Israel carried out assassination using techniques like poisoned toothpaste [Representational Image]Creative Commons

A new book has revealed the bizarre techniques that Israel used to carry out attacks against their enemies. The description of the assassination techniques involved poisoned toothpaste and exploding mobile phones. The number of assassinations that was reported is said to be around 2,700 people in the last 70 years in Israel. 

The secrets of the Israeli assassination techniques have been documented in a book called "Rise and Kill First: The Secret History of Israel's Targeted Assassinations". After conducting more than a hundred interviews and reviewing through countless documents, the book even describes techniques like armed drones and using spare tires with remote control bombs.

Based on a Bloomberg report, the book describes the technique of the poisoned toothpaste slowly taking the enemies life in a month's time.

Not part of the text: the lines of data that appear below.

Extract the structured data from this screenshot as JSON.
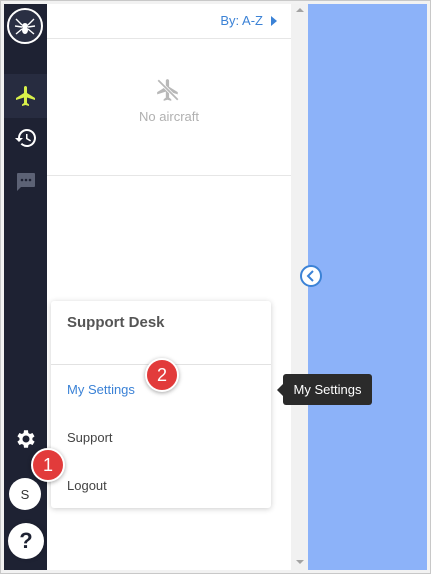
{
  "panel": {
    "sort_label": "By: A-Z",
    "empty_text": "No aircraft"
  },
  "sidebar": {
    "items": [
      {
        "icon": "airplane-icon",
        "active": true
      },
      {
        "icon": "history-icon",
        "active": false
      },
      {
        "icon": "chat-icon",
        "active": false
      },
      {
        "icon": "gear-icon",
        "active": false
      }
    ],
    "avatar_initial": "S",
    "help_label": "?"
  },
  "menu": {
    "title": "Support Desk",
    "items": [
      {
        "label": "My Settings",
        "active": true
      },
      {
        "label": "Support",
        "active": false
      },
      {
        "label": "Logout",
        "active": false
      }
    ]
  },
  "tooltip": {
    "text": "My Settings"
  },
  "badges": {
    "step1": "1",
    "step2": "2"
  },
  "colors": {
    "sidebar": "#1e2233",
    "active_icon": "#d8f04a",
    "accent": "#3b82d6",
    "map": "#8cb2f9",
    "badge": "#e23b3b"
  }
}
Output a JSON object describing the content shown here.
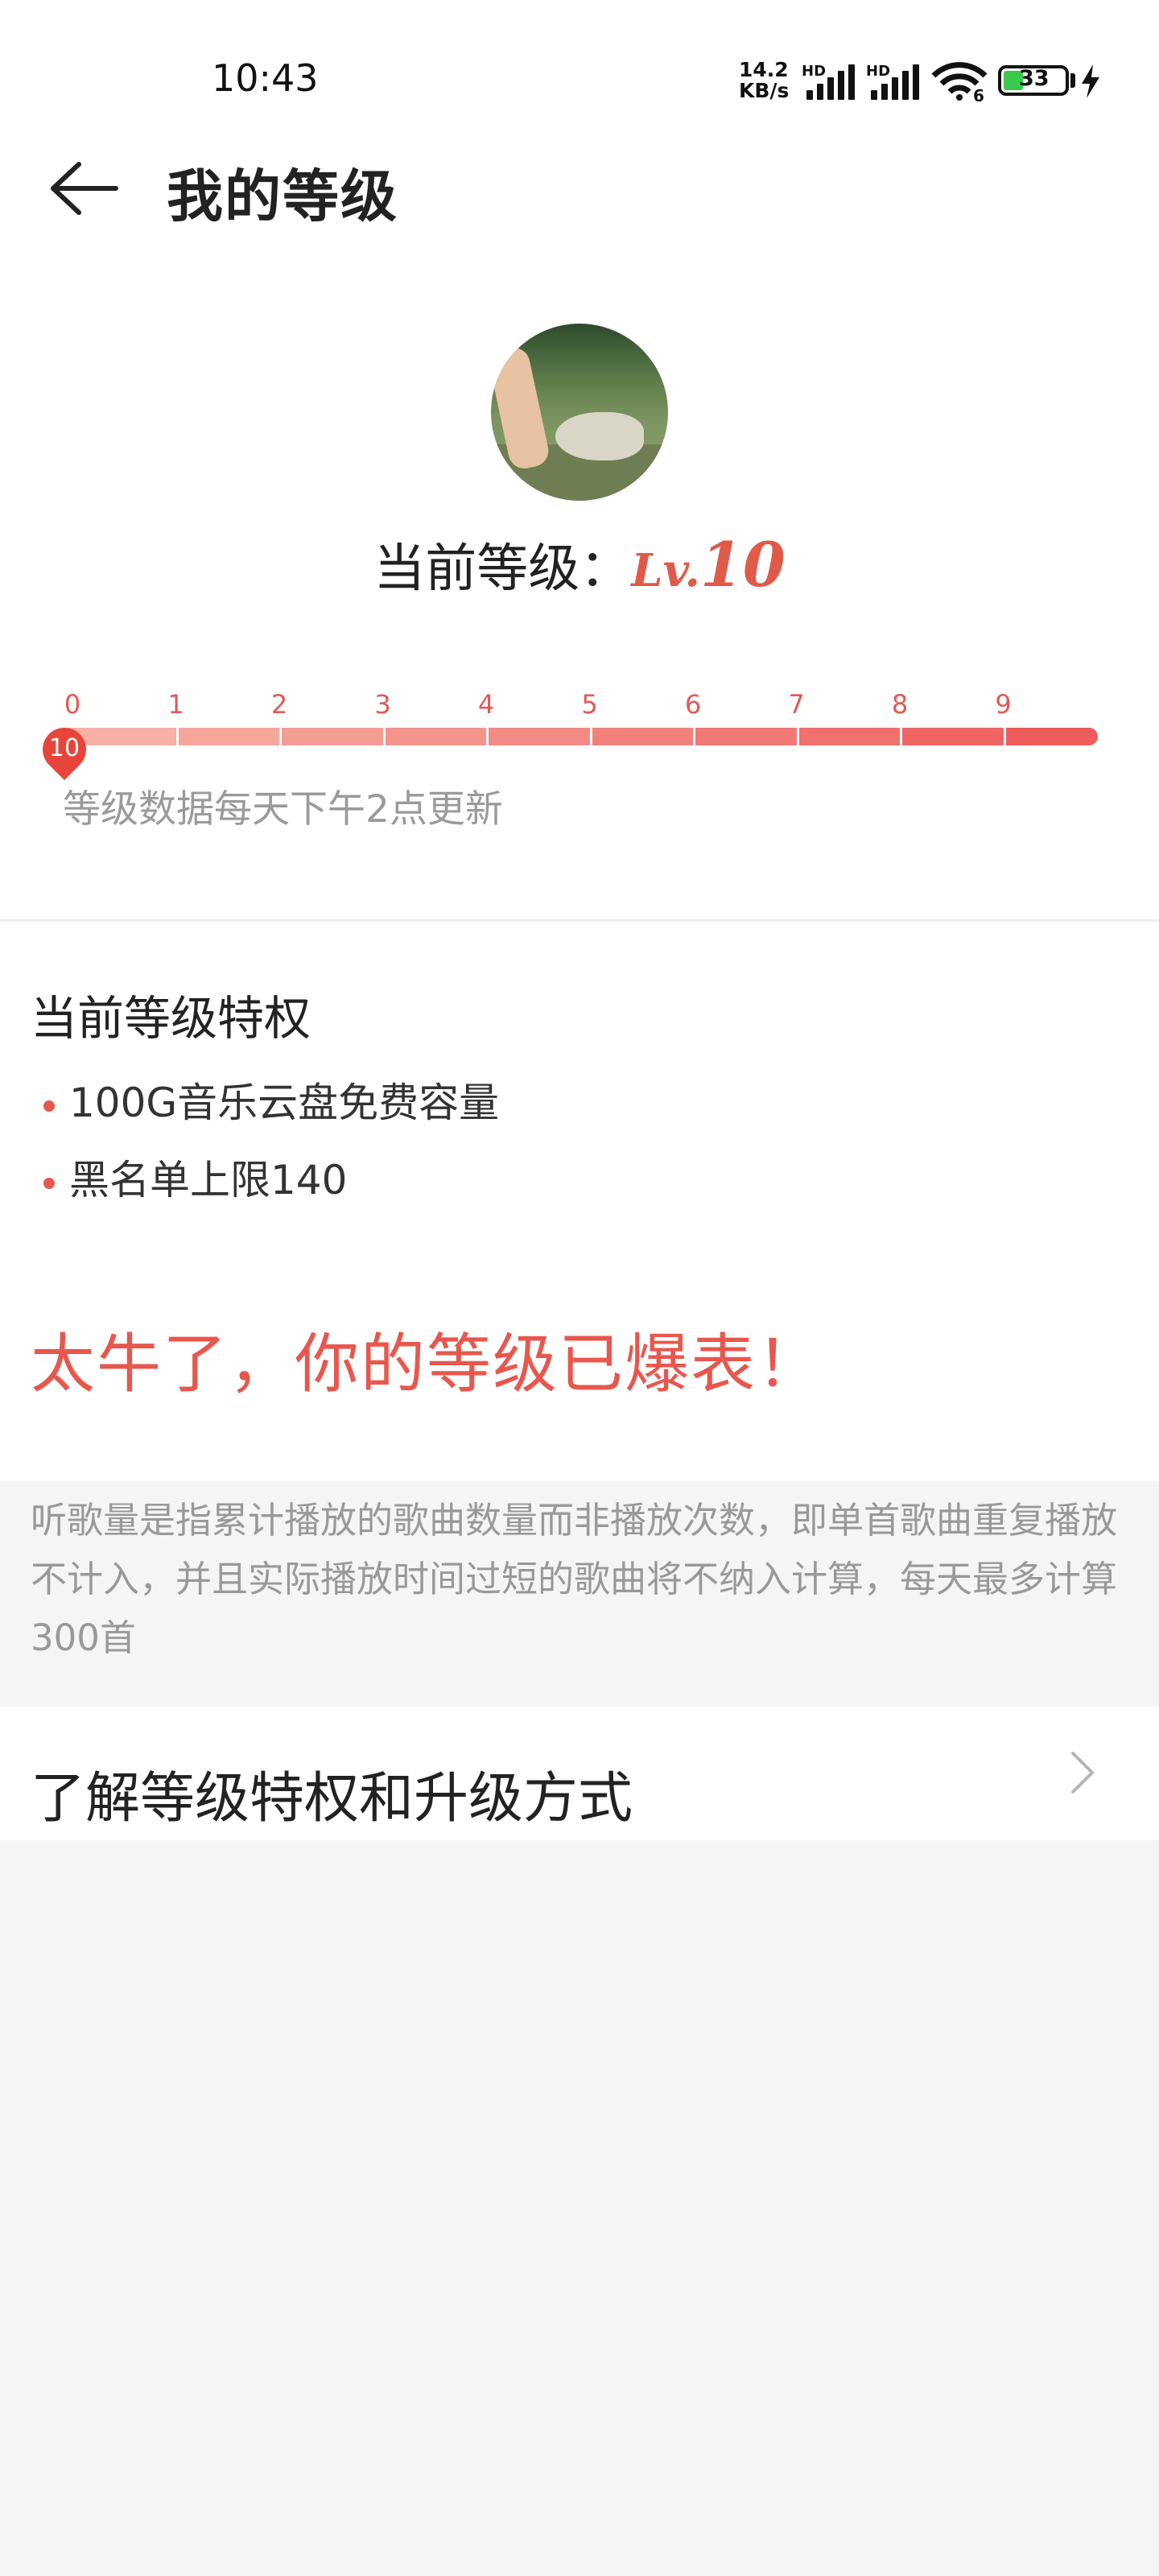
{
  "status_bar": {
    "time": "10:43",
    "net_speed_value": "14.2",
    "net_speed_unit": "KB/s",
    "hd_1": "HD",
    "hd_2": "HD",
    "wifi_badge": "6",
    "battery": "33"
  },
  "header": {
    "title": "我的等级"
  },
  "level": {
    "label": "当前等级：",
    "prefix": "Lv.",
    "number": "10",
    "accent_color": "#e05a4a"
  },
  "progress": {
    "ticks": [
      "0",
      "1",
      "2",
      "3",
      "4",
      "5",
      "6",
      "7",
      "8",
      "9"
    ],
    "current_marker": "10",
    "progress_fraction": 1.0,
    "gradient_from": "#f6b0a4",
    "gradient_to": "#ef5c5c"
  },
  "update_note": "等级数据每天下午2点更新",
  "privileges": {
    "title": "当前等级特权",
    "items": [
      "100G音乐云盘免费容量",
      "黑名单上限140"
    ]
  },
  "boast": "太牛了，你的等级已爆表！",
  "info": "听歌量是指累计播放的歌曲数量而非播放次数，即单首歌曲重复播放不计入，并且实际播放时间过短的歌曲将不纳入计算，每天最多计算300首",
  "link": {
    "label": "了解等级特权和升级方式"
  },
  "icons": {
    "back": "back-arrow-icon",
    "chevron": "chevron-right-icon",
    "wifi": "wifi-icon",
    "battery": "battery-icon",
    "charging": "charging-bolt-icon"
  }
}
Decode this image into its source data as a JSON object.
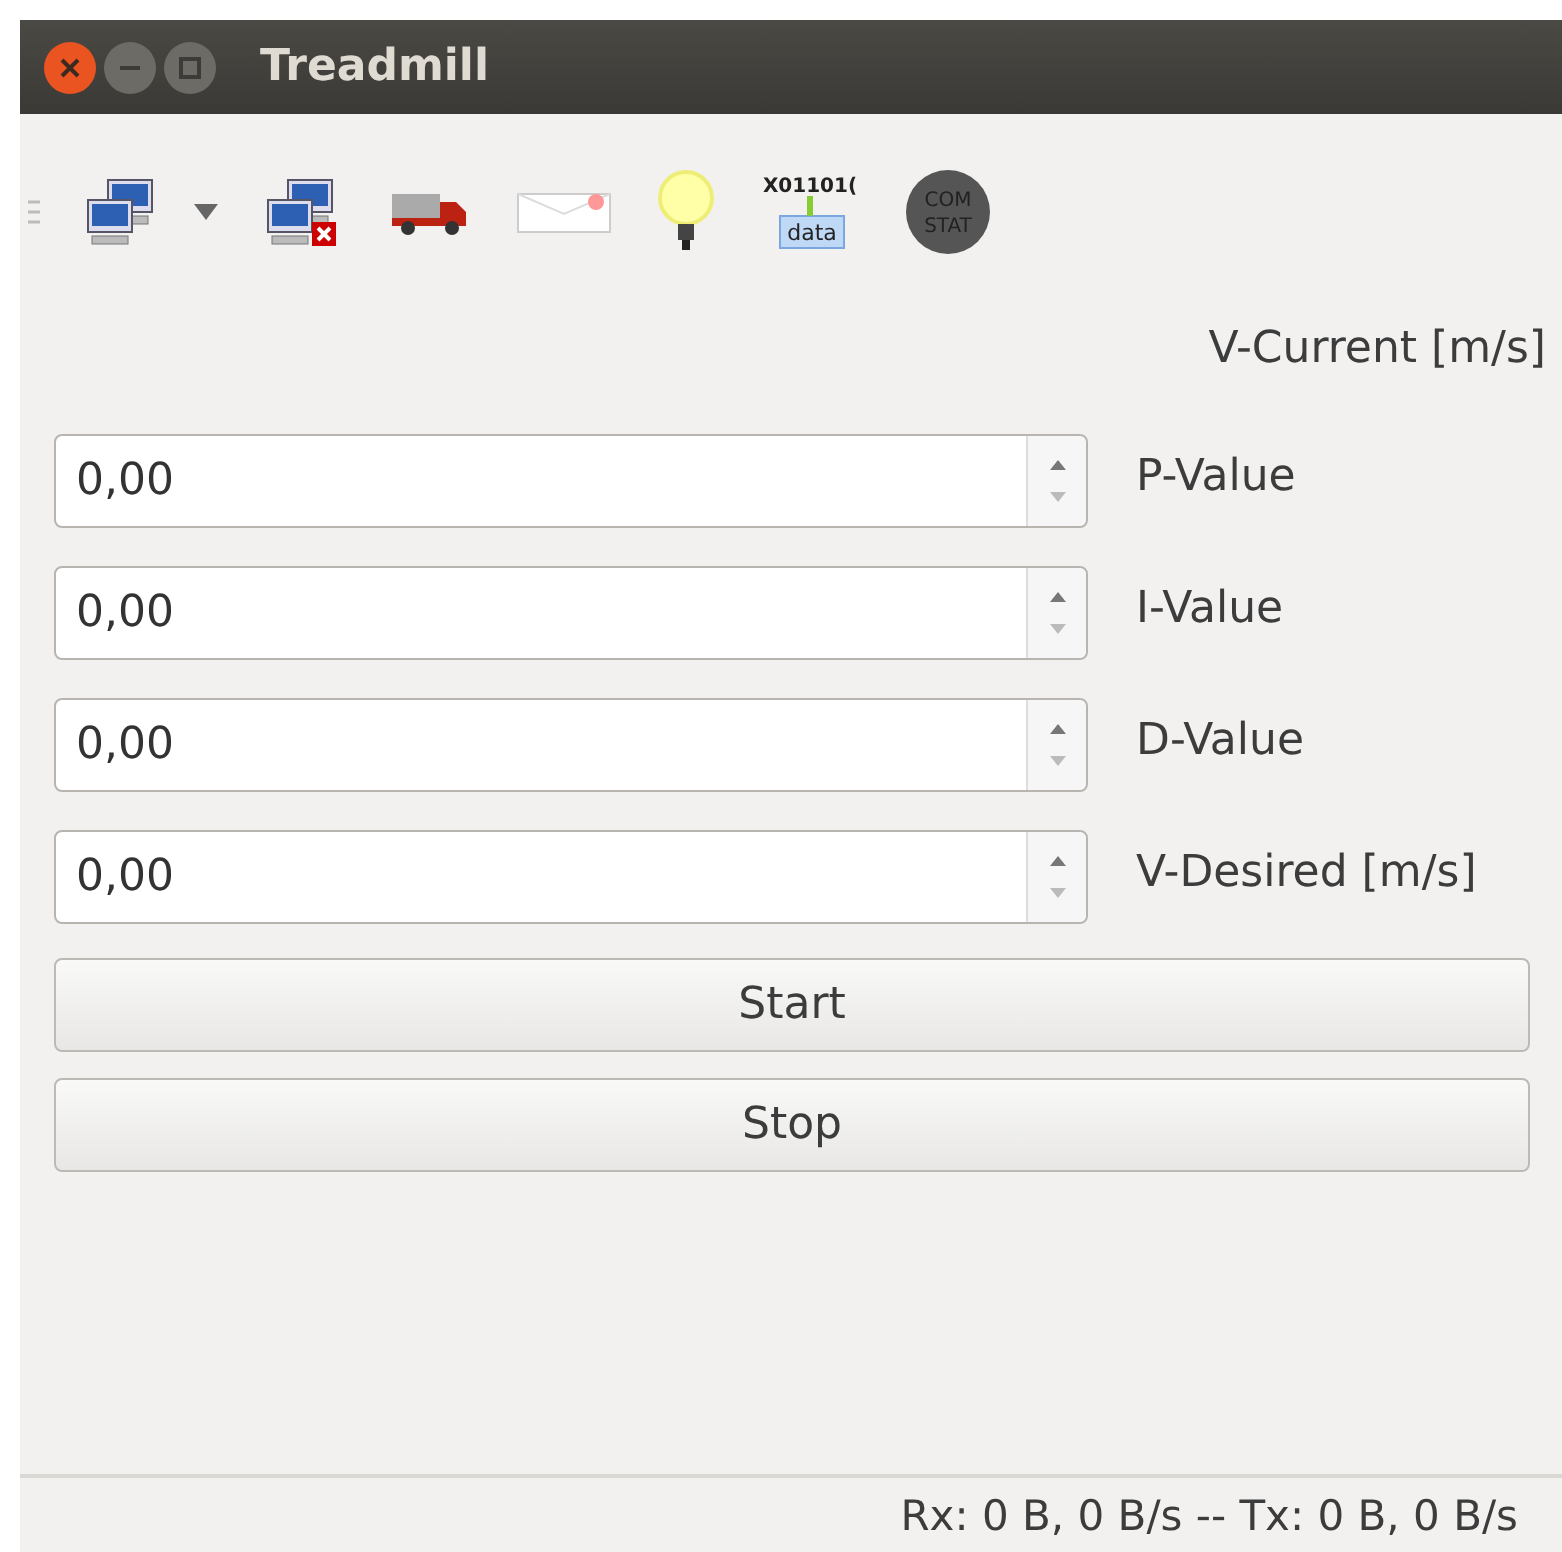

These bizarre methods are used for assassination purposes rather than waging a war. The book describes killing half a dozen scientists without the use of any military force.

The man behind the book, Ronen Bergman, the intelligence correspondent for Yedioth Ahronoth newspaper, persuaded many agents to describe their state-sponsored killing techniques. Interestingly, he persuaded the agents to even use their real name and some even agreed.

As per reports, the book also describes the nation using radiation poisoning to kill the Palestinian leader, Yassar Arafat. However, the officials have consistently denied those allegations. Bergman wrote about Arafat's death in 2004 and mentioned that it fits the targetted killing pattern, however, he said that the Israeli military censored him from revealing the details.

As per reports on Bloomberg, the book title comes from an ancient Jewish Talmud passage "If someone comes to kill you, rise up and kill him first." Bergman said that most interviewees cited the phrase and said that they justified their actions based on it. Even a military lawyer declared that the assassination techniques were legitimate acts of war.

Despite interviewing top officials like former Israeli Prime Ministers Ehud Barak and Ehud Olmert, the author of several books said that the Israeli secret services have often tried to disrupt his research and warned officials to not talk to the author.

One of Bergman's close aide and source Meir Dagan acknowledged these techniques and said: "In a car, there are 25,000 parts on average. Imagine if 100 of them are missing. It would be very hard to make it go. On the other hand, sometimes it's most effective to kill the driver, and that's that."